Fausty’s breakthrough came after meeting Larry Harlow at a friend’s jam session. Harlow later invited him to audition at Good Vibrations Sound Studios, owned by Fania Records. Out of approximately 40 candidates, Fausty was hired. At Good Vibrations, he introduced state-of-the-art technology, including a retractable ceiling designed to isolate percussion sections, thus significantly improving the recording quality.
Over the years, Fausty worked with a multitude of Latin music legends, such as Willie Colon, Hector Lavoe, Ray Barreto, Johnny Pacheco, Sonora Poncena, Roberto Roena, Cheo Feliciano, and many more. He was credited with thousands of recordings, 18 of which won Grammy Awards. His collaborations included Grammy-winning projects with Chucho Valdez, Celia Cruz, Ruben Blades, and Marc Anthony.
Jon Fausty was known for his minimalist approach to recording. He emphasized capturing performances simply, cleanly, and quickly, using high-quality equipment. As a result, many salsa records from the 1970s through the early 1980s have a timeless, classic sound.

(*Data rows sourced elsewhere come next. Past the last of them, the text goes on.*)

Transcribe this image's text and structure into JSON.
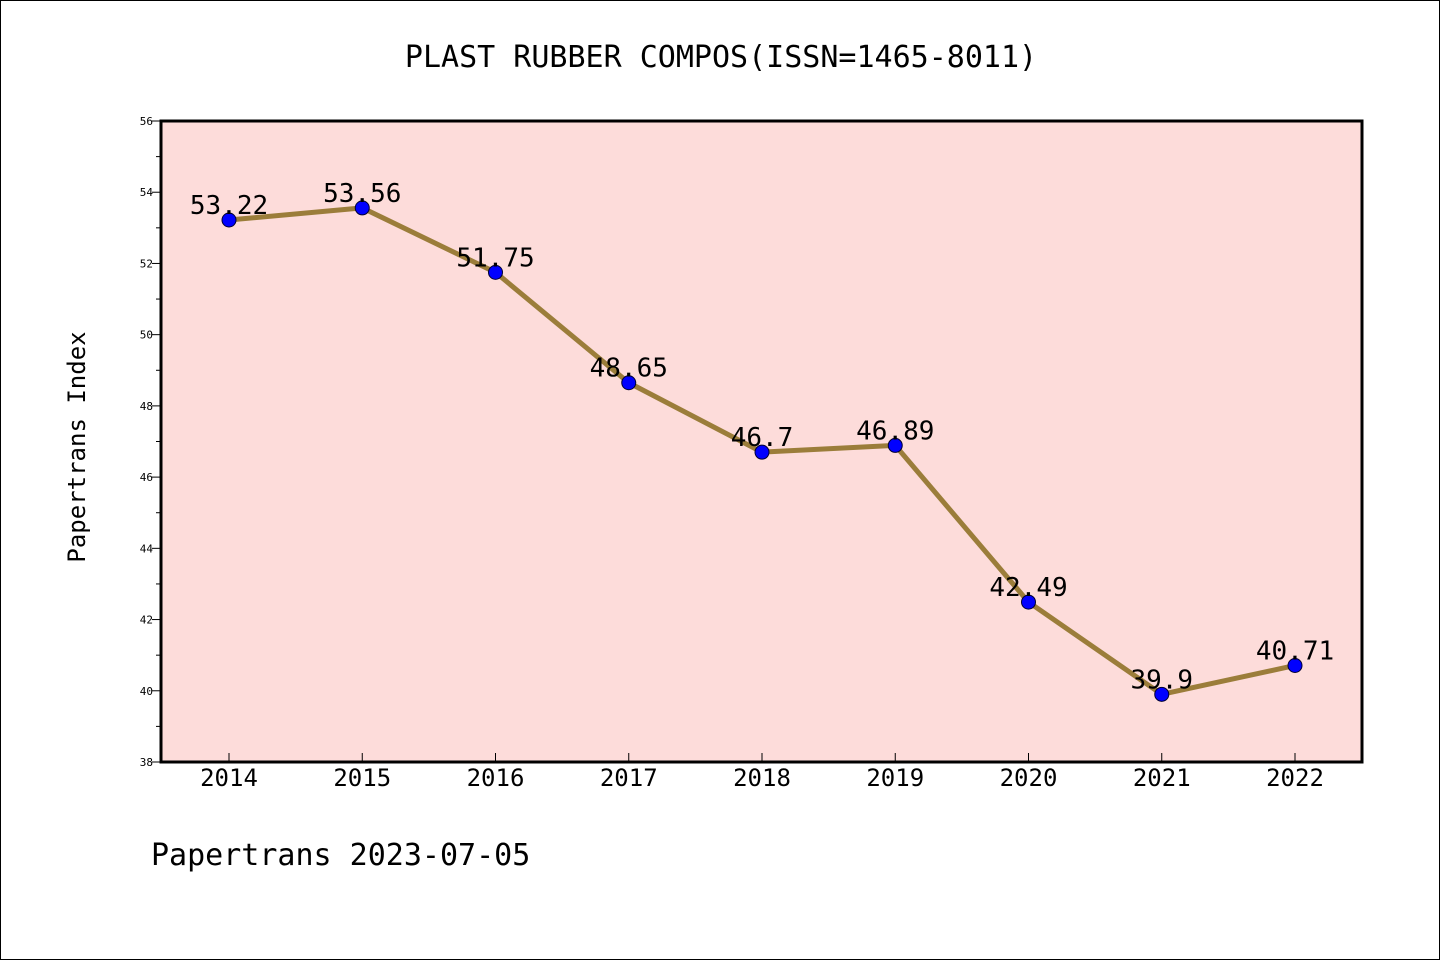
{
  "chart_data": {
    "type": "line",
    "title": "PLAST RUBBER COMPOS(ISSN=1465-8011)",
    "xlabel": "",
    "ylabel": "Papertrans Index",
    "categories": [
      "2014",
      "2015",
      "2016",
      "2017",
      "2018",
      "2019",
      "2020",
      "2021",
      "2022"
    ],
    "series": [
      {
        "values": [
          53.22,
          53.56,
          51.75,
          48.65,
          46.7,
          46.89,
          42.49,
          39.9,
          40.71
        ],
        "labels": [
          "53.22",
          "53.56",
          "51.75",
          "48.65",
          "46.7",
          "46.89",
          "42.49",
          "39.9",
          "40.71"
        ]
      }
    ],
    "ylim": [
      38,
      56
    ],
    "yticks": [
      "38",
      "40",
      "42",
      "44",
      "46",
      "48",
      "50",
      "52",
      "54",
      "56"
    ],
    "grid": false,
    "legend": "none",
    "colors": {
      "plot_background": "#fddcda",
      "line": "#9b7d3a",
      "marker": "#0000ff"
    }
  },
  "footer": "Papertrans 2023-07-05"
}
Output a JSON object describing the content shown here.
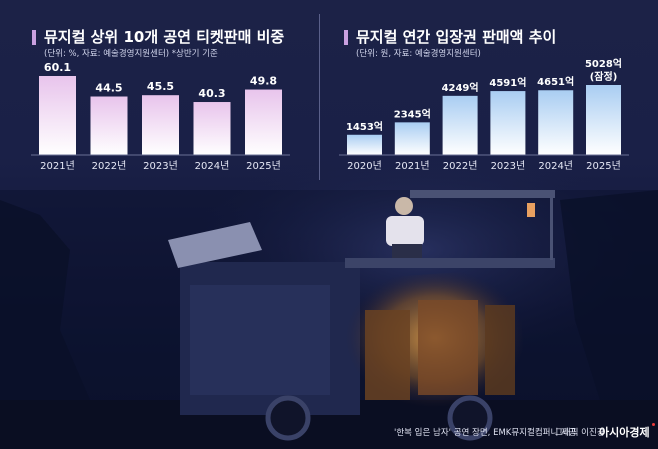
{
  "chart_data": [
    {
      "type": "bar",
      "title": "뮤지컬 상위 10개 공연 티켓판매 비중",
      "subtitle": "(단위: %, 자료: 예술경영지원센터)  *상반기 기준",
      "categories": [
        "2021년",
        "2022년",
        "2023년",
        "2024년",
        "2025년"
      ],
      "values": [
        60.1,
        44.5,
        45.5,
        40.3,
        49.8
      ],
      "value_labels": [
        "60.1",
        "44.5",
        "45.5",
        "40.3",
        "49.8"
      ],
      "ylim": [
        0,
        60.1
      ],
      "grid": false,
      "colors": {
        "top": "#e8c4ec",
        "bottom": "#ffffff"
      }
    },
    {
      "type": "bar",
      "title": "뮤지컬 연간 입장권 판매액 추이",
      "subtitle": "(단위: 원, 자료: 예술경영지원센터)",
      "categories": [
        "2020년",
        "2021년",
        "2022년",
        "2023년",
        "2024년",
        "2025년"
      ],
      "values": [
        1453,
        2345,
        4249,
        4591,
        4651,
        5028
      ],
      "value_labels": [
        "1453억",
        "2345억",
        "4249억",
        "4591억",
        "4651억",
        "5028억"
      ],
      "annotations": [
        "(잠정)"
      ],
      "ylim": [
        0,
        5028
      ],
      "grid": false,
      "colors": {
        "top": "#a9cdf2",
        "bottom": "#ffffff"
      }
    }
  ],
  "footer": {
    "caption": "'한복 입은 남자' 공연 장면,  EMK뮤지컬컴퍼니 제공",
    "graphic": "그래픽 이진경",
    "logo": "아시아경제"
  }
}
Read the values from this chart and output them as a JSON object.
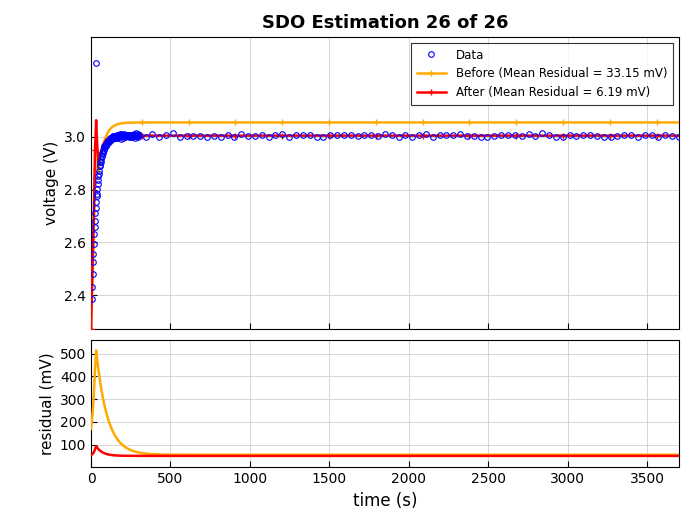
{
  "title": "SDO Estimation 26 of 26",
  "xlabel": "time (s)",
  "ylabel_top": "voltage (V)",
  "ylabel_bottom": "residual (mV)",
  "legend_data": "Data",
  "legend_before": "Before (Mean Residual = 33.15 mV)",
  "legend_after": "After (Mean Residual = 6.19 mV)",
  "data_color": "#0000ff",
  "before_color": "#ffaa00",
  "after_color": "#ff0000",
  "V_low": 2.27,
  "V_ss_after": 3.005,
  "V_ss_before": 3.055,
  "V_spike": 3.28,
  "tau_data": 30,
  "tau_before": 35,
  "tau_after": 25,
  "t_max": 3700,
  "res_before_peak": 530,
  "res_after_peak": 95,
  "res_before_ss": 55,
  "res_after_ss": 50,
  "res_tau_before": 70,
  "res_tau_after": 40,
  "background_color": "#ffffff",
  "grid_color": "#d0d0d0"
}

Fausty’s discography is extensive, including work on albums from the early 1960s to the 2000s. Some of his notable works include:
- 1972: “Desde Puerto Rico a Nueva York” by La Sonora Ponceña
- 1978: “Siembra” by Rubén Blades / Willie Colón
- 1988: “Antecedente” by Rubén Blades
- 2000: “Masterpiece/Obra Maestra” by Eddie Palmieri / Tito Puente
- 2004: “Valio la Pena” by Marc Anthony
Jon Fausty’s career serves as a testament to his extraordinary talent and dedication to the Latin music industry. His work has not only shaped the sound of generations but also set a standard for quality and innovation in sound engineering.